Looking into Leadership….Know yourself, warts and all
As a young teacher, I was often simultaneously overwhelmed by the responsibility of teaching and overjoyed at the prospect of unlimited potential for creativity, challenge and fun in my classroom each day. And I thought the Grade 4 homeroom was the absolute best level to teach. However, after a number of classroom years I thought I should give school administration a try. Realistically I was blissfully unaware of all the challenges to come my way, but I had observed my principal, soaked up what I could, and was very lucky to work in a very collaborative school. (Back then we just knew we better be working together to pull off all the events we did!)
I am ever so thankful for the good folks in my first admin appointment who put up with a lot of missteps in those first years. I quickly noted that my safe place was still the teaching assignment, in pretty stark contrast to the minute by minute challenges of the admin world. The feeling that I was ‘on’ as soon as I walked through the door in the morning, and was needed to make decisions, lend a hand, advise, discipline, call parents, and find a second for lunch sometime during the day was another definition of overwhelming. I often wished I could just get my coat off before the first person rolled through the door. That was a dream.
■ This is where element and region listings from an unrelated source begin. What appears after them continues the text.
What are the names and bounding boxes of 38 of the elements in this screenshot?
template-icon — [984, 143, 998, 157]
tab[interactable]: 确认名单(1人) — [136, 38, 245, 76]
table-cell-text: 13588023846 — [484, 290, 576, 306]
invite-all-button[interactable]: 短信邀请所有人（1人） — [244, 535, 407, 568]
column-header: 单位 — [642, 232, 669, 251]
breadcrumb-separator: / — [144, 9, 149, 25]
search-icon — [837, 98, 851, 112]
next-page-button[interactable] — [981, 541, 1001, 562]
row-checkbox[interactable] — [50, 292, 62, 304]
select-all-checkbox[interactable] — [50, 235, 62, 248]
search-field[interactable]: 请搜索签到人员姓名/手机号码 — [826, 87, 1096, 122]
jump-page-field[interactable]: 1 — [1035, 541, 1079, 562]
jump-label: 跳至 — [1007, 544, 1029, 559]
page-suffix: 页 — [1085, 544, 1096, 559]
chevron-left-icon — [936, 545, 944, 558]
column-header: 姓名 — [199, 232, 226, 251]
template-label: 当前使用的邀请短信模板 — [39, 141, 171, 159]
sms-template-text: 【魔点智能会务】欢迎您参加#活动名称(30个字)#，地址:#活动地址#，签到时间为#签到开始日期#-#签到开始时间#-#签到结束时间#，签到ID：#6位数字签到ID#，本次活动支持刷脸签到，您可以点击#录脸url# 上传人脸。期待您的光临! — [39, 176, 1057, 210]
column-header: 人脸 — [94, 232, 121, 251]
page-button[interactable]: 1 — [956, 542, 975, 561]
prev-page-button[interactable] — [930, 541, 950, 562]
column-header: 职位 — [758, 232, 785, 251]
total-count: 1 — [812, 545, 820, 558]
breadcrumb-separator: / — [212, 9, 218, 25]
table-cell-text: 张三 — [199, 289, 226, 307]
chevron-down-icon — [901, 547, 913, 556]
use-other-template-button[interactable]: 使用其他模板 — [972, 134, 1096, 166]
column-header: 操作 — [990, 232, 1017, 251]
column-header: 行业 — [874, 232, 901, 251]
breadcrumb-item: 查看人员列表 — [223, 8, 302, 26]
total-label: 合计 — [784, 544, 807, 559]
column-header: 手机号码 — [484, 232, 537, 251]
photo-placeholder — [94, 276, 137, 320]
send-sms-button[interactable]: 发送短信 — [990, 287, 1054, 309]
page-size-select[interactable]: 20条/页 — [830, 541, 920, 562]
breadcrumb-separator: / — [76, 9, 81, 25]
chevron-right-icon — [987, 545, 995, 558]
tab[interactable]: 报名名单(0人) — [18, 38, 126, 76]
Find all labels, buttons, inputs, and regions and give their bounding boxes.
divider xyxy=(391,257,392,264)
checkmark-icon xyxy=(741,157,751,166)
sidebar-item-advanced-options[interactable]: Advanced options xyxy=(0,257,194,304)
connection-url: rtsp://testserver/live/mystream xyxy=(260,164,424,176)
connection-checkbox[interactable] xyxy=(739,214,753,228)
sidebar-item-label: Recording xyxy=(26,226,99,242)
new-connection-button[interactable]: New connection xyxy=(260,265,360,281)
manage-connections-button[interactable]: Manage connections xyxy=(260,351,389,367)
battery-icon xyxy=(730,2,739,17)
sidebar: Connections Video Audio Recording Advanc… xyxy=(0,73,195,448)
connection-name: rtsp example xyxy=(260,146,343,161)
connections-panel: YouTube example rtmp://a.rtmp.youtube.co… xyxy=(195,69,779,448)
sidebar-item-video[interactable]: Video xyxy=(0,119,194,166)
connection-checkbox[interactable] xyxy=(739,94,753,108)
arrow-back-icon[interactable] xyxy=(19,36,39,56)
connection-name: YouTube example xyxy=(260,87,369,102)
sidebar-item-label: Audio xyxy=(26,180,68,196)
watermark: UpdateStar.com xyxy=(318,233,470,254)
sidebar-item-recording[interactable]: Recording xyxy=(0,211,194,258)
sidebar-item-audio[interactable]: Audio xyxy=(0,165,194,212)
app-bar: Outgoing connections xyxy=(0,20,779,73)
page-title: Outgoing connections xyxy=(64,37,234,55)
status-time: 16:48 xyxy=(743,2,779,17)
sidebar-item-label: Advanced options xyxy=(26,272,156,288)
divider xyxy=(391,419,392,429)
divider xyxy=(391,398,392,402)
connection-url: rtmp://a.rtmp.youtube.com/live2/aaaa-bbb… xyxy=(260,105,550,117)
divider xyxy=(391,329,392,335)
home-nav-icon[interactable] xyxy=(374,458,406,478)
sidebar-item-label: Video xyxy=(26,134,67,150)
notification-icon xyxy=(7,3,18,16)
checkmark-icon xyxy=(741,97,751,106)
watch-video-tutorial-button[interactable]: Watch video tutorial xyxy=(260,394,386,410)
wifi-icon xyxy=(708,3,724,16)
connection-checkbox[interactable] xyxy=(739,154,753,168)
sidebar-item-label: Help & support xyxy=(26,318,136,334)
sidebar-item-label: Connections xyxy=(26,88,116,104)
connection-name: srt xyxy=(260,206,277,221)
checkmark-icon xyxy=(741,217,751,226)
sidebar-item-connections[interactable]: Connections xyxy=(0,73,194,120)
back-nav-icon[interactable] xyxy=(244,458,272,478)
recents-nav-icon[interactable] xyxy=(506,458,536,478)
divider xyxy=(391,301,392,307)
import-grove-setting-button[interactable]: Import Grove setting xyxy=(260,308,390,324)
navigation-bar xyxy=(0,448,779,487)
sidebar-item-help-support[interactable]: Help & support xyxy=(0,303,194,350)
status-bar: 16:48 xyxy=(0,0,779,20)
I came to realize that this new side of the office door was going to be a ‘new’ busy place no matter what I wished for or wanted, and this is what I had signed up for. Well, maybe not this exactly, but no backing out now. I found that the decisions most important were not the ones involving things like timetable scheduling, event planning, or even budgeting. It was the emotional response I would have to situations that called for a cool head, a step back, a way to help others understand themselves and their actions; moreover, a way to help others work through situations while refraining from providing a one-sided quick fix. To do this I came to understand that while in the classroom I always strived to be the teacher the students wanted me to be; as administrator I was thinking about what my staff wanted me to be, how they would describe me to others, and how I would grow as an administrator. To do that I knew I had to look inward and reflect on me as a person.
I needed to acknowledge the traits I admire in others, and those I aspired to be. That seemed easy. After all, who wouldn’t want to be a trusted, fair, collaborative, honest, kind yet firm when needed leader? But how would I communicate these traits consistently? How would my communication skills ensure that these traits be steadily apparent even in the most difficult of situations?
I needed to acknowledge the warts in myself that may influence my view of the school environment: those characteristics or habits of staff that I might view as problematic, or conversely they in me. How would I respond constructively? What strategies and language would I use to be honest yet diplomatic to find the best in each person (teeth-gritting included)?
And, I needed to acknowledge that I did not have all the answers and likely never would, but knowing myself was a first step into leadership.